Analysis of the CUB influencing factors
The dominant factor influencing the CUB in the cp. genes was estimated through three graph analysis methods: the neutrality plot, Nc plot, and PR2 plot, on SPSS v26 and Adobe Illustrator CC 2018 (AI 2018). The neutrality plot is the one-variable linear regression of GC12 on GC3s. In contrast, the Nc plot is the comparative study of actual Nc values with the specification curve of expected Nc values. Moreover, the PR2 plot illuminates the imbalance of A/T and G/C base mutations at the 3rd position of codons.
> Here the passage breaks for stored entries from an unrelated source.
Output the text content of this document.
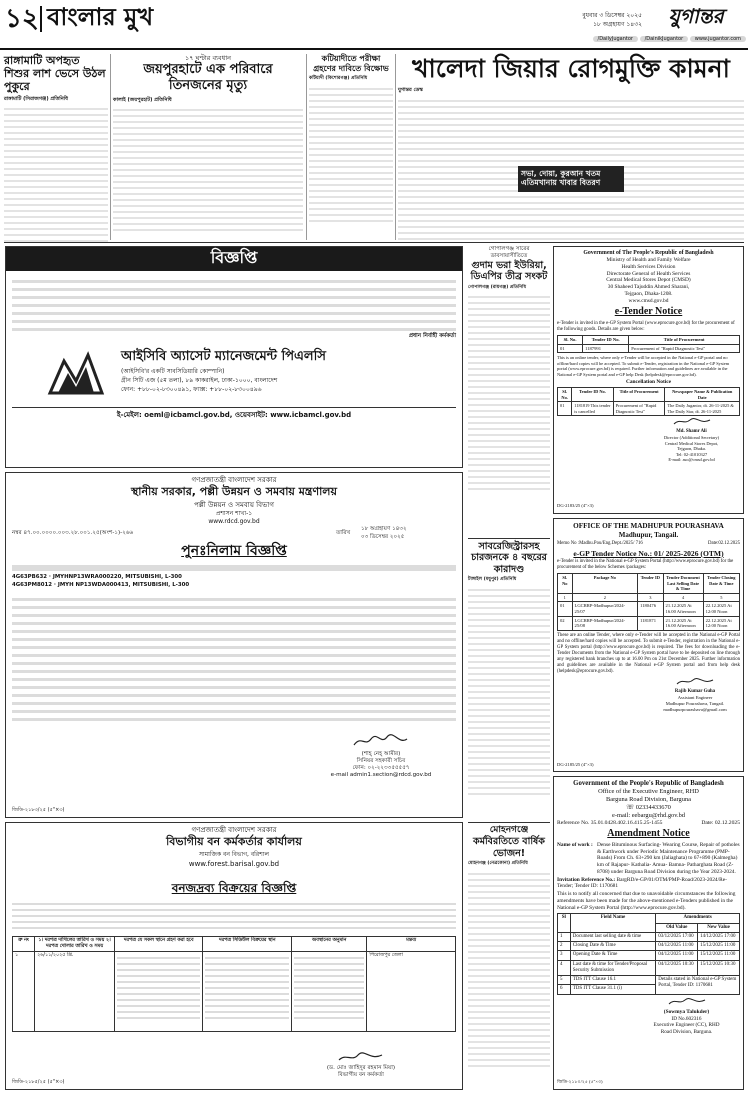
১২ বাংলার মুখ	বুধবার ৩ ডিসেম্বর ২০২৫
১৮ অগ্রহায়ণ ১৪৩২	যুগান্তর
/DailyJugantor /DainikJugantor www.jugantor.com
রাঙ্গামাটি অপহৃত শিশুর লাশ ভেসে উঠল পুকুরে
রাঙ্গামাটি (সিরাজগঞ্জ) প্রতিনিধি
১৭ ঘণ্টার ব্যবধান
জয়পুরহাটে এক পরিবারে তিনজনের মৃত্যু
কালাই (জয়পুরহাট) প্রতিনিধি
কটিয়াদীতে পরীক্ষা গ্রহণের দাবিতে বিক্ষোভ
কটিয়াদী (কিশোরগঞ্জ) প্রতিনিধি	খালেদা জিয়ার রোগমুক্তি কামনা
যুগান্তর ডেস্ক
সভা, দোয়া, কুরআন খতম
এতিমখানায় খাবার বিতরণ
বিজ্ঞপ্তি
আইসিবি অ্যাসেট ম্যানেজমেন্ট পিএলসি
(আইসিবি'র একটি সাবসিডিয়ারি কোম্পানি)
গ্রীন সিটি এজ (৫ম তলা), ৮৯ কাকরাইল, ঢাকা-১০০০, বাংলাদেশ
ফোন: +৮৮-০২-৮৩০০৪৯১, ফ্যাক্স: +৮৮-০২-৮৩০০৪৯৬
ই-মেইল: oeml@icbamcl.gov.bd, ওয়েবসাইট: www.icbamcl.gov.bd
প্রধান নির্বাহী কর্মকর্তা
গণপ্রজাতন্ত্রী বাংলাদেশ সরকার
স্থানীয় সরকার, পল্লী উন্নয়ন ও সমবায় মন্ত্রণালয়
পল্লী উন্নয়ন ও সমবায় বিভাগ
প্রশাসন শাখা-১
www.rdcd.gov.bd
নম্বর ৪৭.০০.০০০০.০০৩.২৮.০০১.২৫(অংশ-১)-২৬৬	তারিখ
১৮ অগ্রহায়ণ ১৪৩২
০৩ ডিসেম্বর ২০২৫
পুনঃনিলাম বিজ্ঞপ্তি
4G63PB632 · JMYHNP13WRA000220, MITSUBISHI, L-300
4G63PM8012 · JMYH NP13WDA000413, MITSUBISHI, L-300
(শাহ্ নেহ্ আমীর)
সিনিয়র সহকারী সচিব
ফোন: ০২-২২৩৩৫৫৫৫৭
e-mail admin1.section@rdcd.gov.bd
জিডি-২১৮৩/২৫ (৫"×৩)
গণপ্রজাতন্ত্রী বাংলাদেশ সরকার
বিভাগীয় বন কর্মকর্তার কার্যালয়
সামাজিক বন বিভাগ, বরিশাল
www.forest.barisal.gov.bd
বনজদ্রব্য বিক্রয়ের বিজ্ঞপ্তি
ক্র নং	১। দরপত্র দাখিলের তারিখ ও সময় ২। দরপত্র খোলার তারিখ ও সময়	দরপত্র যে সকল স্থানে গ্রহণ করা হবে	দরপত্র সিডিউল বিক্রয়ের স্থান	অবস্থানের অনুমান	মন্তব্য
১	২৬/১১/২০২৫ খ্রি.				পিরোজপুর জেলা
(ড. মোঃ জাহিদুর রহমান মিয়া)
বিভাগীয় বন কর্মকর্তা
জিডি-২১৮৫/২৫ (৫"×৩)
গোপালগঞ্জ সারের
ডাবসায়াসীতিতে
গুদাম ভরা ইউরিয়া, ডিএপির তীব্র সংকট
গোপালগঞ্জ (রায়গঞ্জ) প্রতিনিধি
সাবরেজিস্ট্রারসহ চারজনকে ৪ বছরের কারাদণ্ড
টাঙ্গাইল (মধুপুর) প্রতিনিধি
মোহনগঞ্জে
কর্মবিরতিতে বার্ষিক ভোজন!
মোহনগঞ্জ (নেত্রকোনা) প্রতিনিধি
Government of The People's Republic of Bangladesh
Ministry of Health and Family Welfare
Health Services Division
Directorate General of Health Services
Central Medical Stores Depot (CMSD)
30 Shaheed Tajuddin Ahmed Sharani,
Tejgaon, Dhaka-1208.
www.cmsd.gov.bd
e-Tender Notice
e-Tender is invited in the e-GP System Portal (www.eprocure.gov.bd) for the procurement of the following goods. Details are given below:
Sl. No.	Tender ID No.	Title of Procurement
01	1187991	Procurement of "Rapid Diagnostic Test"
This is an online tender, where only e-Tender will be accepted in the National e-GP portal and no offline/hard copies will be accepted. To submit e-Tender, registration in the National e-GP System portal (www.eprocure.gov.bd) is required. Further information and guidelines are available in the National e-GP System portal and e-GP help Desk (helpdesk@eprocure.gov.bd).
Cancellation Notice
Sl. No.	Tender ID No.	Title of Procurement	Newspaper Name & Publication Date
01	1181819 This tender is cancelled	Procurement of "Rapid Diagnostic Test"	The Daily Jugantor, dt. 26-11-2025 & The Daily Star, dt. 26-11-2025
Md. Shamr Ali
Director (Additional Secretary)
Central Medical Stores Depot,
Tejgaon, Dhaka.
Tel: 02-41010327
E-mail: aso@cmsd.gov.bd
DG-2183/25 (4"×3)
OFFICE OF THE MADHUPUR POURASHAVA
Madhupur, Tangail.
Memo No :Madhu.Pou/Eng.Dept./2025/ 716	Date:02.12.2025
e-GP Tender Notice No.: 01/ 2025-2026 (OTM)
e-Tender is invited in the National e-GP System Portal (http://www.eprocure.gov.bd) for the procurement of the below Schemes /packages:
Sl. No	Package No	Tender ID	Tender Document Last Selling Date & Time	Tender Closing Date & Time
1	2	3	4	5
01	LGCRRP-Madhupur/2024-25/07	1180476	21.12.2025 At 16.00 Afternoon	22.12.2025 At 12:00 Noon
02	LGCRRP-Madhupur/2024-25/08	1181871	21.12.2025 At 16.00 Afternoon	22.12.2025 At 12:00 Noon
These are an online Tender, where only e-Tender will be accepted in the National e-GP Portal and no offline/hard copies will be accepted. To submit e-Tender, registration in the National e-GP System portal (http://www.eprocure.gov.bd) is required. The fees for downloading the e-Tender Documents from the National e-GP System portal have to be deposited on line through any registered bank branches up to at 16.00 Pm on 21st December 2025. Further information and guidelines are available in the National e-GP System portal and from help desk (helpdesk@eprocure.gov.bd).
Rajib Kumar Guha
Assistant Engineer
Madhupur Pourashava, Tangail.
madhupurpourashava@gmail.com
DG-2185/25 (4"×3)
Government of the People's Republic of Bangladesh
Office of the Executive Engineer, RHD
Barguna Road Division, Barguna
☏ 02334433670
e-mail: eebargu@rhd.gov.bd
Reference No. 35.01.0428.402.16.415.25-1455	Date: 02.12.2025
Amendment Notice
Name of work : Dense Bituminous Surfacing- Wearing Course, Repair of potholes & Earthwork under Periodic Maintenance Programme (PMP-Roads) From Ch. 63+290 km (Jaliaghata) to 67+890 (Kalmegha) km of Rajapur- Kathalia- Amua- Bamna- Patharghata Road (Z-8708) under Barguna Road Division during the Year 2023-2024.
Invitation Reference No.: BargRD/e-GP/01/OTM/PMP-Road/2023-2024/Re-Tender; Tender ID: 1170681
This is to notify all concerned that due to unavoidable circumstances the following amendments have been made for the above-mentioned e-Tenders published in the National e-GP System Portal (http://www.eprocure.gov.bd).
Sl	Field Name	Amendments	
		Old Value	New Value
1	Document last selling date & time	03/12/2025 17:00	14/12/2025 17:00
2	Closing Date & Time	04/12/2025 11:00	15/12/2025 11:00
3	Opening Date & Time	04/12/2025 11:00	15/12/2025 11:00
4	Last date & time for Tender/Proposal Security Submission	04/12/2025 10:30	15/12/2025 10:30
5	TDS ITT Clause 16.1	Details stated in National e-GP System Portal, Tender ID: 1170681	
6	TDS ITT Clause 31.1 (i)		
(Sowmya Talukder)
ID No.602316
Executive Engineer (CC), RHD
Road Division, Barguna.
জিডি-২১৮০/২৫ (৫"×৩)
Evolutionary relationship analysis
Clustering analysis of the nine Elaeagnus species was initially performed based on the RSCU values via the complete linkage method and Euclidean distance using Sangerbox 3.0. Furthermore, tSNE dimensionality reduction clustering analysis on the Sangerbox 3.0 platform was utilized for the nine Elaeagnus species sorted into Sect. Deciduae and Sect. Sempervirentes by the physiological and ecological characteristics of plant leaves adapting to the environment [first proposed by Servettaz (1909) and accepted by Chang (1983)]. In addition, the phylogenetic tree was constructed adopting the maximum likelihood estimation method (ML) via the FastTree v2.1.11 software (http://www.microbesonline.org/fasttree/), based on the filtered CDSs, in which sequence alignments were performed previously using the Multiple Alignment using Fast Fourier Transform (MAFFT) v7.480 procedure (https://mafft.cbrc.jp/alignment/software/windows.html).
Prediction of optimal heterologous expression receptor plant
Clustering analysis oriented to the typical Elaeagnus species (E. mollis) and model organisms, such as the whole genomes of Bacillus subtilis, Escherichia coli, Microcystis aeruginosa, Saccharomyces cerevisiae, and Staphylococcus aureus, together with the cp. genomes of A. thaliana, Nicotiana sylvestris, T. aestivum, and O. sativa, was carried out based on RSCU values acquired from the codon usage database (http://www.kazusa.or.jp/codon/) or calculated as previously done on the Sangerbox 3.0 cloud platform (Table S2).
Results and discussion
Statistical analysis of parameters related to the CUB
According to the mean values and corresponding variation ranges of the parameters closely associated with CUB, the major cp. CDSs were prone to mutation in the Elaeagnus species. Meanwhile, all the rps7 genes of the nine cp. genomes were identical in sequence (Table S3). The cp. genomes of the nine Elaeagnus species possessed duplicated genes, such as ndhB, rpl2, rps7, ycf1, and ycf2, and specific genes not existing in all the nine sequence files or genes that were shorter than 300 bp, such as clpP, ndhD, ndhE, petB, rpl16, and rps12, which was parallel to that of former studies in the cp. genomes of the Panicum species (Li et al. 2021), C. alternifolius, T. dealbata, and C. indica (Deng et al. 2021a). It was also found that the longer the length of the single-copy gene, such as ndhF, rpoC1, rpoB, psaA, and psaB, the more stable the gene would be according to the variation ranges of Nc, which was also similar to previous research on the Panicum species (Table S3) (Li et al. 2021). It may indicate that the long single-copy genes played an important role in the plant cells and were stable in sequences.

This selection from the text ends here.